So opening this db file with the wal files in place is enough to reproduce the error? If you have somewhere to upload the 21G of data, I would like to see it..

Thanks,

Dan.

(11) By Gregory Petrosyan (pgregory) on 2022-06-27 15:50:23 in reply to 10 [link] [source]

I think I've found what the problem is (but am not 100% sure).

It looks like both walIndexRecover in 3.39 and new walIndexRecoverOne only set pWal->hdr.szPage when they encounter a commit frame. In case there are no commit frames in WAL, pWal->hdr.szPage would be left at 0. In debug build, that causes an assertion assert( amt>0 ) to fail in unixRead (before SQLITE_CORRUPT_BKPT I've reported) while trying to read page 1, with a call stack like this:

unixRead
sqlite3WalReadFrame
getPageNormal
btreeGetPage
lockBtree
sqlite3InitOne

Initializing pWal->hdr.szPage using szPage from the WAL header fixes the issue for me:

diff --git a/src/wal.c b/src/wal.c
index f8fb749c8..ac42607ed 100644
--- a/src/wal.c
+++ b/src/wal.c
@@ -1589,6 +1589,7 @@ static int walIndexRecoverOne(Wal *pWal, int iWal, u32 *pnCkpt, int *pbZero){
         return SQLITE_OK;
       }
       pWal->hdr.bigEndCksum = (u8)(magic&0x00000001);
+      pWal->hdr.szPage = (u16)((szPage&0xff00) | (szPage>>16));
       pWal->szPage = szPage;
   
       /* Verify that the WAL header checksum is correct */

(13) By Dan Kennedy (dan) on 2022-06-27 21:47:20 in reply to 11 [link] [source]

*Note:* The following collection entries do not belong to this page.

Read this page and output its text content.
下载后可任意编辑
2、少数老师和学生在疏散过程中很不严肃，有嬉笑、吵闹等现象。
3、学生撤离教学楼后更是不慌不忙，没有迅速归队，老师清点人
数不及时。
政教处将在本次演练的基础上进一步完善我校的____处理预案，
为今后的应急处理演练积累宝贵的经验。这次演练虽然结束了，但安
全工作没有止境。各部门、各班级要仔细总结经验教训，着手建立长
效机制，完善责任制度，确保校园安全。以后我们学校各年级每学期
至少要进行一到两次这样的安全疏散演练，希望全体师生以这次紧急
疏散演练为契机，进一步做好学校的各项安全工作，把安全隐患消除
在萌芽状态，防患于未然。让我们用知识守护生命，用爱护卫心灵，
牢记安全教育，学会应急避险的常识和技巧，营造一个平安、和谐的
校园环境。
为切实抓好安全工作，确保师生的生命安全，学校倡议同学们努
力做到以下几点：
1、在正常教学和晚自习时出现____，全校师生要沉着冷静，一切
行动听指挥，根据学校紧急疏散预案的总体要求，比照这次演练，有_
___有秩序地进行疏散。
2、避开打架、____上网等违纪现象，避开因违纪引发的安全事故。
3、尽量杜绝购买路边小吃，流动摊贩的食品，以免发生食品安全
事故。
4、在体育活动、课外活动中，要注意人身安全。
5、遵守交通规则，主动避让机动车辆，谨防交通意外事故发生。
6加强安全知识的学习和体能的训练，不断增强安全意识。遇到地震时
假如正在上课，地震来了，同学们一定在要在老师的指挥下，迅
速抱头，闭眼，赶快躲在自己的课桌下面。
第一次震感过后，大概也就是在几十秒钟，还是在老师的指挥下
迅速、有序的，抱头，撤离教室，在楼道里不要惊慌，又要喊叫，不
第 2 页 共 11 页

Thanks very much for chasing this down. Now fixed here:

https://sqlite.org/src/info/f6eafb65a43c650b

It is as you say of course - the problem comes about when the wal2 file contains a valid header that appears to follow the content in the wal file, but no valid transactions. In that case hdr.szPage is never set. hdr.nPage is a problem too in some cases.

Dan.

(14) By Gregory Petrosyan (pgregory) on 2022-06-27 21:56:38 in reply to 13 [link] [source]

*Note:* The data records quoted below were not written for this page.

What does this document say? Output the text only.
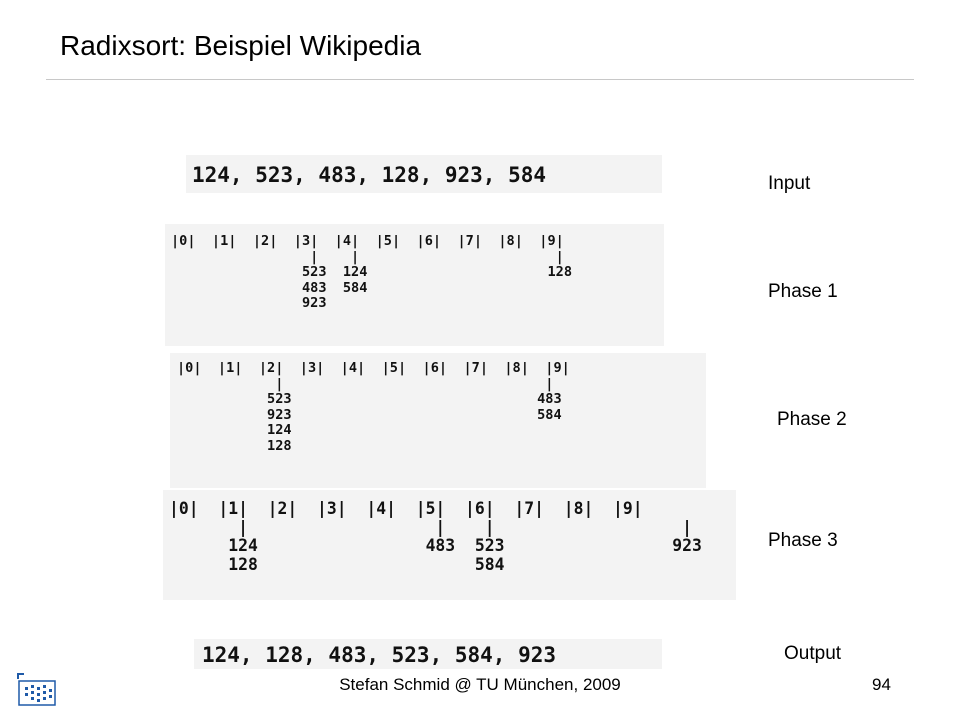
Radixsort: Beispiel Wikipedia
124, 523, 483, 128, 923, 584	Input
|0|  |1|  |2|  |3|  |4|  |5|  |6|  |7|  |8|  |9|
|    |                        |
523  124                      128
483  584
923
Phase 1
|0|  |1|  |2|  |3|  |4|  |5|  |6|  |7|  |8|  |9|
|                                |
523                              483
923                              584
124
128
Phase 2
|0|  |1|  |2|  |3|  |4|  |5|  |6|  |7|  |8|  |9|
|                   |    |                   |
124                 483  523                 923
128                      584
Phase 3
124, 128, 483, 523, 584, 923	Output
Stefan Schmid @ TU München, 2009	94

Thanks a lot for quick reaction and fix! Can't this be a problem too in a released version (3.39) in regular WAL mode, when no transactions are present?

(15) By Dan Kennedy (dan) on 2022-06-28 11:11:12 in reply to 14 [link] [source]

I think regular wal mode is Ok. If there are no transactions in the only wal file, sqlite3WalFindFrame() will never return a hit and so sqlite3WalReadFrame() will not be called.

Dan.

(12) By Gregory Petrosyan (pgregory) on 2022-06-27 16:49:17 in reply to 10 [link] [source]

Here is a link to all the files: https://disk.yandex.com/d/_lJgbrer1v2Qyg (-shm one is probably overwritten with 0 szPage after a bad recovery).